Option 1: Period-aware revocation (Recommended)

// Only revoke approvals for accounts with time-based spend periods
bool hasTimeBased = false;
for (uint256 j; j < periods.length; ++j) {
    if (SpendPeriod(periods[j]) != SpendPeriod.Forever) {
        hasTimeBased = true;
        break;
    }
}
if (hasTimeBased) {
    // Revoke approvals
}

Option 2: Keep current behavior (Conservative)

Maintain existing revocation for all periods to ensure no edge cases are missed.

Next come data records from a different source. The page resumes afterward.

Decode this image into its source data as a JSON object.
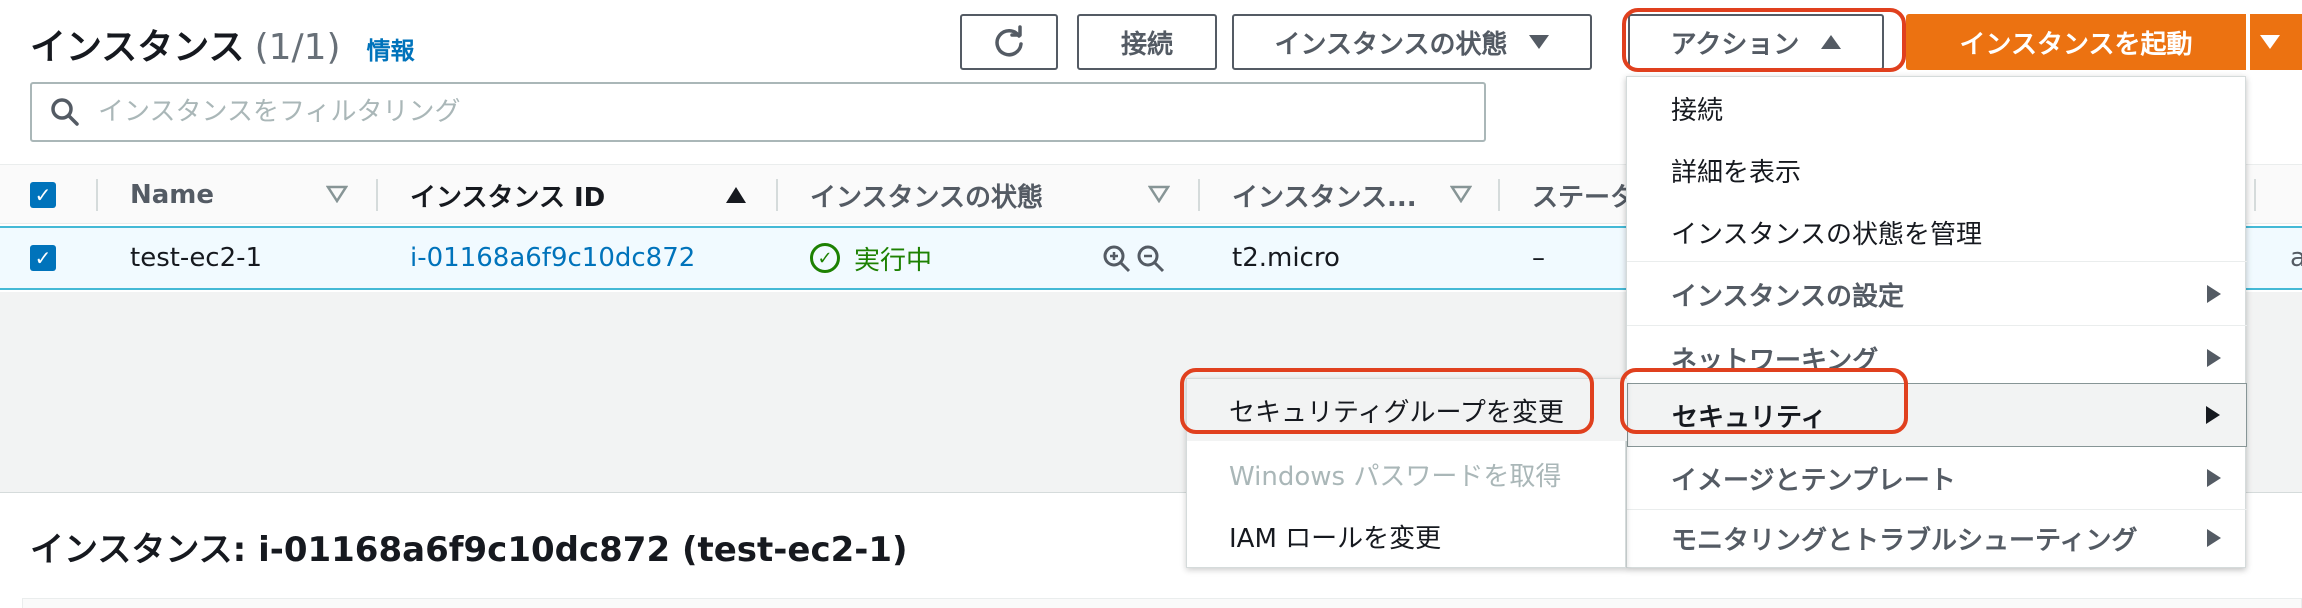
{
  "header": {
    "title": "インスタンス",
    "count": "(1/1)",
    "info_link": "情報"
  },
  "toolbar": {
    "connect_label": "接続",
    "instance_state_label": "インスタンスの状態",
    "actions_label": "アクション",
    "launch_label": "インスタンスを起動"
  },
  "search": {
    "placeholder": "インスタンスをフィルタリング"
  },
  "table": {
    "columns": [
      "Name",
      "インスタンス ID",
      "インスタンスの状態",
      "インスタンス...",
      "ステータ"
    ],
    "rows": [
      {
        "name": "test-ec2-1",
        "instance_id": "i-01168a6f9c10dc872",
        "state": "実行中",
        "type": "t2.micro",
        "status": "–"
      }
    ],
    "right_edge_fragment": "a"
  },
  "actions_menu": {
    "items": [
      {
        "label": "接続"
      },
      {
        "label": "詳細を表示"
      },
      {
        "label": "インスタンスの状態を管理"
      },
      {
        "label": "インスタンスの設定"
      },
      {
        "label": "ネットワーキング"
      },
      {
        "label": "セキュリティ"
      },
      {
        "label": "イメージとテンプレート"
      },
      {
        "label": "モニタリングとトラブルシューティング"
      }
    ]
  },
  "security_submenu": {
    "items": [
      {
        "label": "セキュリティグループを変更"
      },
      {
        "label": "Windows パスワードを取得"
      },
      {
        "label": "IAM ロールを変更"
      }
    ]
  },
  "details": {
    "title": "インスタンス: i-01168a6f9c10dc872 (test-ec2-1)"
  },
  "colors": {
    "accent": "#0073bb",
    "primary_button": "#ec7211",
    "highlight_outline": "#e0401e",
    "running": "#1d8102"
  }
}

Option 3: Document the tradeoff

If the gas savings aren't significant, keep current behavior but document why it's necessary.

Questions for Review

  1. Are there any Forever-period-only accounts where gas optimization would be valuable?
  2. Could there be other edge cases involving mixed time-based and Forever periods?
  3. Is the added complexity of period-aware revocation worth the gas savings?

The current implementation errs on the side of security, which may be the right approach given the comment: "There is no strict definition on what constitutes spending, and we want to be as conservative as possible" (lines 338-339).